Perspective

The earth never tires. This line from Walt Whitman’s Song of Myself always comes to mind on days like today when I come home from teaching bone-tired. At least there is something stronger than me, the earth continuing to turn day after day, year after year, pumping out perennials with abandon despite the discouragements of snow and cold.

The earth never tires because the earth doesn’t care. She doesn’t get her hopes up: the earth, in fact, neither hopes nor despairs. The earth continues to bear the weight of all our human souls, all our human heartbreak, while floating in the icy isolation of space. The earth neither waits nor wants–the earth simply turns, simply orbits, simply soaks sun on one side while blushing into shadow on the other.
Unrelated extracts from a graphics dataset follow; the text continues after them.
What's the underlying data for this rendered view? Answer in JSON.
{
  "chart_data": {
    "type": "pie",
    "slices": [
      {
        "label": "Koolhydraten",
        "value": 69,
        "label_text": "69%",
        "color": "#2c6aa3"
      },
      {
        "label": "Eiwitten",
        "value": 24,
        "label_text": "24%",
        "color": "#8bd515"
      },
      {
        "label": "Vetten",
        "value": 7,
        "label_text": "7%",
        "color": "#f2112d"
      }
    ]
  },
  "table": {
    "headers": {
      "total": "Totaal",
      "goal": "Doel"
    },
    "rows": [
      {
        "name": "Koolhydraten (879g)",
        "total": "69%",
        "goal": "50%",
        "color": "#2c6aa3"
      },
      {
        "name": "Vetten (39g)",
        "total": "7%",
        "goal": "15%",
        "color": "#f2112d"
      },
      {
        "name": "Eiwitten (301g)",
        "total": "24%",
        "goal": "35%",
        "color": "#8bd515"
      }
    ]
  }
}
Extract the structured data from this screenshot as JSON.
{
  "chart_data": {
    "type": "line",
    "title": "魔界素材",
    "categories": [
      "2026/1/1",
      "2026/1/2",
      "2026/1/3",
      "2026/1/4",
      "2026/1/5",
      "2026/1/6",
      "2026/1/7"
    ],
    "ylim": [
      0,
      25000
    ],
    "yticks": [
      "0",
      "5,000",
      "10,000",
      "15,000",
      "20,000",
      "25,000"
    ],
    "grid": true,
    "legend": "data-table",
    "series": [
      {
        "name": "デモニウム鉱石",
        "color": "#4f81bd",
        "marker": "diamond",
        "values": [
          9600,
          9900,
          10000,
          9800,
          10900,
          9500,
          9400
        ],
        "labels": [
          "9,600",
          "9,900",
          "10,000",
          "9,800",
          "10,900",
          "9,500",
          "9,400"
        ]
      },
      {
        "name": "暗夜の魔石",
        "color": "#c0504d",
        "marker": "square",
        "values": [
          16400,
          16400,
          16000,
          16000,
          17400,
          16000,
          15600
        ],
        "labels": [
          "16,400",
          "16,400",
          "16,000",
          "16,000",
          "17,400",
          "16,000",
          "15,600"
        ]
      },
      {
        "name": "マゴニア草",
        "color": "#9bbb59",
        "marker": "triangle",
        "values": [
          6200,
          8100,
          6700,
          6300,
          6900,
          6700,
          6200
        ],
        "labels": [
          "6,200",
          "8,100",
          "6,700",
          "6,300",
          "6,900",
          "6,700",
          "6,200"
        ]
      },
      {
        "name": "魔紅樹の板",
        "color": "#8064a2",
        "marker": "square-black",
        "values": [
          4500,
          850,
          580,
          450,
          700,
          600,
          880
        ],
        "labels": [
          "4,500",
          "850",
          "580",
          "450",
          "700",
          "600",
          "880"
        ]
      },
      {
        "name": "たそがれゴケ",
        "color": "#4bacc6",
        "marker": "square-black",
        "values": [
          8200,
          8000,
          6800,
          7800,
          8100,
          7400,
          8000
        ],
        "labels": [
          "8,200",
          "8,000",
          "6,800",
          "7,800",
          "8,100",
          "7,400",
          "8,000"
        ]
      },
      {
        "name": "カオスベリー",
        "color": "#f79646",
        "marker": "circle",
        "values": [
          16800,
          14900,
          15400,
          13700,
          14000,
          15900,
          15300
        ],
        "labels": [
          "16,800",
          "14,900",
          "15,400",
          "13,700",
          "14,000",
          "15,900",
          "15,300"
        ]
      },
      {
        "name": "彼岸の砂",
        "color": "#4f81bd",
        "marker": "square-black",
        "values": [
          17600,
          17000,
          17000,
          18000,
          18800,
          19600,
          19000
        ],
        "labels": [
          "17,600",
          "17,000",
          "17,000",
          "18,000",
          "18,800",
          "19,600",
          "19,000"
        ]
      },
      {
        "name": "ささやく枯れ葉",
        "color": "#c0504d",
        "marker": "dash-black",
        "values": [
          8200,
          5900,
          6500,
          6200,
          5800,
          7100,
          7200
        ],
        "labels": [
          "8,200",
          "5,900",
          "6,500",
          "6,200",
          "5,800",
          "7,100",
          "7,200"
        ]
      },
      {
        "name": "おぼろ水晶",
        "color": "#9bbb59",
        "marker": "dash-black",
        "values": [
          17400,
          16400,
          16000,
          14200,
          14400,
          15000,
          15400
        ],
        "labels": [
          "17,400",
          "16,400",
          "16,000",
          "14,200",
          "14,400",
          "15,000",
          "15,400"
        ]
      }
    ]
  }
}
The earth sometimes shudders with quakes but is largely immune from the paroxysms of human pain. The earth doesn’t care about your day, your week, your life: the earth simply soldiers on, heeding nothing but gravity and her own magnetic impulses. The sun is her star and the moon her vassal.

The earth never tires, but I do. I tire and I waver. I am prone to mountainous highs and valley lows. I ebb and flow–I tire by night and am revived by morning. I am heliotropic, my moods manipulated by light, hunger, and the vicissitudes of time. The earth never tires, but I do: I rise and fall with the sun, my spirit willing but my body weak.